The 'impossible triangle' is not intentionally created by project teams, but is a structural issue in Web3 token design:

  1. Too many token goals
    Tokens attempt to achieve stable payments, price volatility, and user incentives simultaneously, but currency needs stability, stocks need volatility, and membership cards need practicality, making it difficult to reconcile all three. CreatorBid's BID is both for payments (which need stability) and to increase in price through burning (seeking volatility), while also providing staking dividends (focusing on practicality), resulting in a loss in all aspects.

  2. The double-edged sword of deflationary design
    Many projects emulate Bitcoin, setting supply limits and burn mechanisms, pursuing 'scarcity = value'. However, Bitcoin primarily serves as 'digital gold' storage, while Web3 tokens need to be used for service payments. Price increases lead to excessively high service costs and decreased platform activity, as seen in cases where users shifted from Ethereum during high Gas fees to Solana.

  3. The Ponzi risk of staking rewards
    Staking dividends rely on reserved tokens or financing, but once funds are exhausted, new users must purchase or service fees must support it. If users reduce their participation due to high costs, revenue will be insufficient, making dividends difficult to sustain.

  4. Market volatility amplifies contradictions
    Web3 token prices fluctuate wildly, making it difficult for users to predict service costs, leading to unstable platform revenue. Speculators drive up prices, while ordinary users drop out due to high costs, leaving project teams in a dilemma.

How to alleviate the 'impossible triangle'?

There is no perfect solution; here are some common solutions from various projects:

  1. Dynamic pricing stabilizes service costs
    Price in USD and adjust the token quantity dynamically. This ensures controllable user costs and stable platform revenue, but tokens may become 'vouchers', reducing their deflationary appeal.

  2. Enrich token functions
    Make tokens not only a payment tool but also provide governance, level upgrades, or exclusive rights. This increases the motivation to hold them, but the functions must be practical; otherwise, they are meaningless.

  3. Decentralized computing reduces costs
    If CreatorBid adopts decentralized computing, users can contribute GPUs in exchange for BID, significantly reducing platform costs and minimizing token volatility. However, the technical threshold is high and difficult to achieve in the short term.

  4. Dividends rely on real income
    Repurchase BID with service fees to distribute staking rewards, avoiding dependence on a reserve pool, thus reducing Ponzi risks. However, it is essential to ensure sufficient user volume and revenue; otherwise, the buyback scale will be limited.

  5. Support stablecoin payments
    Allow dual-track payments in BID and USDT, with BID enjoying discounts (e.g., 20% off). This balances cost stability with token demand, but USDT may weaken BID's appeal.

  6. Community governance enhances flexibility
    Adjust rules through community voting (e.g., lowering service fees, optimizing staking rewards) to enhance project adaptability. CreatorBid is currently team-led and needs to move towards true decentralization.

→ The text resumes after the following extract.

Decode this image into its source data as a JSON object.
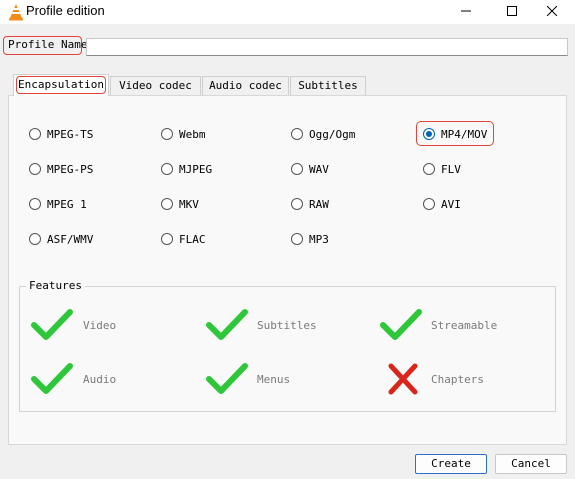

In reality, CreatorBid may temporarily rely on market hype to mask contradictions, but if it does not transition to decentralized computing and sustainable dividends, a 'death spiral' is hard to avoid.

Summary

The token design of Web3 projects is attractive, but the 'impossible triangle' looms: deflation raises service costs, staking dividends are hard to sustain, and stabilizing costs undermines the significance of tokens.

The future of Web3 is promising, but the token economy needs further evolution. What are your thoughts on this 'impossible triangle'? Which Web3 projects have led you to similar reflections? Let's discuss!